6. Auxiliary Request 1 - Sufficiency (Article 83 EPC)

6.1 Claim 1 of auxiliary request 1 is derived from original claims 1, 8 and 9 with a number of minor improvements to the language used. The feature denoted as (g) is no longer present.

6.2 Nevertheless, it can be seen that rotation is mentioned in the following features of the claim "wherein said probe unit comprises at least one rotating optical system (54) to direct optical radiation to said structure, and said fiber (44) is rotatable within said bore; a drive shaft assembly mechanically coupled to said proximal end of said fiber (44) causing rotation thereof,". In other words, the claim specifies that the drive shaft rotates the fibre and that the optical system rotates. The claim is silent about exactly what causes rotation of the optical system. The appellant has now brought the focus of the case onto this lack of teaching by stretching the construction of the claim to include, relying on the recitation in the claim of an optical system coupled to the distal end of said optical fibre as meaning not just optically but also mechanically coupled, the optical fibre being an unaided link in the mechanical drive chain of the optical system.
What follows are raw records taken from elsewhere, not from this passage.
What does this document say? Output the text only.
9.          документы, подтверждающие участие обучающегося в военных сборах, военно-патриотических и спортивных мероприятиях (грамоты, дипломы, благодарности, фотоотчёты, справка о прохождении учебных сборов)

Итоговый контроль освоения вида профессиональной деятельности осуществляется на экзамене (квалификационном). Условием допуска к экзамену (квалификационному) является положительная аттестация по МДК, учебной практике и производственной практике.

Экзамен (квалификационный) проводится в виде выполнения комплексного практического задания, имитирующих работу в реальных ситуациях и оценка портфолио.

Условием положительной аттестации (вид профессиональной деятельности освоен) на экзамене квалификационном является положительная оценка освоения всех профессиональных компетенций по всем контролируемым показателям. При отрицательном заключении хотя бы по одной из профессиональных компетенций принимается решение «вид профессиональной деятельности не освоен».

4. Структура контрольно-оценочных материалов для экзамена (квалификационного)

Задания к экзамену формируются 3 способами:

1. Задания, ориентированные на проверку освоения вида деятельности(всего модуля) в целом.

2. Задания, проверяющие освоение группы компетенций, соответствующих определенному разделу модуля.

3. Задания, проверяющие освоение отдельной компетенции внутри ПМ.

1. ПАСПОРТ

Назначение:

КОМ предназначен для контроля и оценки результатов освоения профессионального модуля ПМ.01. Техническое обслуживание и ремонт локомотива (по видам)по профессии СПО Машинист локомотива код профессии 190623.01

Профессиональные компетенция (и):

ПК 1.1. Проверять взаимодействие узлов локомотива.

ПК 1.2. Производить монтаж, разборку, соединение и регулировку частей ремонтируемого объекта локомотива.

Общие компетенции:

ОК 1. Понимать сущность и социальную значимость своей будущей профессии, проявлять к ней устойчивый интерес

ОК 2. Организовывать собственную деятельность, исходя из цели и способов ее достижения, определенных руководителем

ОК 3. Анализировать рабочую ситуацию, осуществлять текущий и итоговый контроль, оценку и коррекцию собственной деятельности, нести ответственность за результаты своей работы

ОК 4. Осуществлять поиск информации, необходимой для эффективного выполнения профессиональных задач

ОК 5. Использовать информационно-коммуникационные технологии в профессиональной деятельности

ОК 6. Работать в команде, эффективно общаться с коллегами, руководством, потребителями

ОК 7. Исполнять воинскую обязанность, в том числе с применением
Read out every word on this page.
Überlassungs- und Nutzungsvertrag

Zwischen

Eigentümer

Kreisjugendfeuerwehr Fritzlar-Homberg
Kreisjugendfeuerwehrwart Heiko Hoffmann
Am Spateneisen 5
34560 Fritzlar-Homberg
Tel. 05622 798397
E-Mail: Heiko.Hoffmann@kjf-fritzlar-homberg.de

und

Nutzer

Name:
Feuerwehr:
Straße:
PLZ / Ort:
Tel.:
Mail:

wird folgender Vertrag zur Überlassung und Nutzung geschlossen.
However, as explained above, the teaching of the application is really that a torque cable is used, at least partly, in rotation of the optical system.

6.3 Therefore, embodiments now envisaged in claim 1 of auxiliary request 1, like those in claim 1 of the main request, derive form a teaching which is not sufficient, i.e. it's the subject matter of claim 1 does not satisfy the requirements of Article 83 EPC because the skilled person is not sufficiently taught to carry out the invention for embodiments where the optical fibre, as unaided link in the drive chain, drives the optical system.

7. Auxiliary Request 2 - Amendments

7.1 In this request the mechanical drive chain involved in an optical system directing transmitted optical radiation from the distal end of the fibre is specified, i.e. a flexible torque cable coupled to the beam director and drivable by a motor to rotate the beam director. Therefore, a system positioned to transmit (reflected) optical radiation between the fibre and a structure to be examined is sufficiently taught. Moreover, original disclosure for the amended claim is provided by, for example, Figure 11 and the associated description. The board therefore considers Articles 123(2) and 83 EPC to be satisfied by this claim.

7.2 The reasons for refusal given in the decision under appeal are not pertinent to claim 1 of auxiliary request 2. The board has not examined the application in any other respect. In order now to give the appellant the opportunity to present its case before two instances and consequent to the corresponding request of the appellant, the board considers it appropriate to remit the case to the first instance for completion of the examination.

8. Auxiliary Requests 3 and 4

8.1 Since auxiliary request 2 is not in contravention of Article 123(2) or 83 EPC, consideration of auxiliary requests 3 and 4 in this respect is not necessary in the present decision.

ORDER

For these reasons it is decided that:

1. The decision under appeal is set aside.

2. The case is remitted to the first instance for further prosecution on the basis of claim 1 of auxiliary request 2, filed during the oral proceedings of 17 January 2006.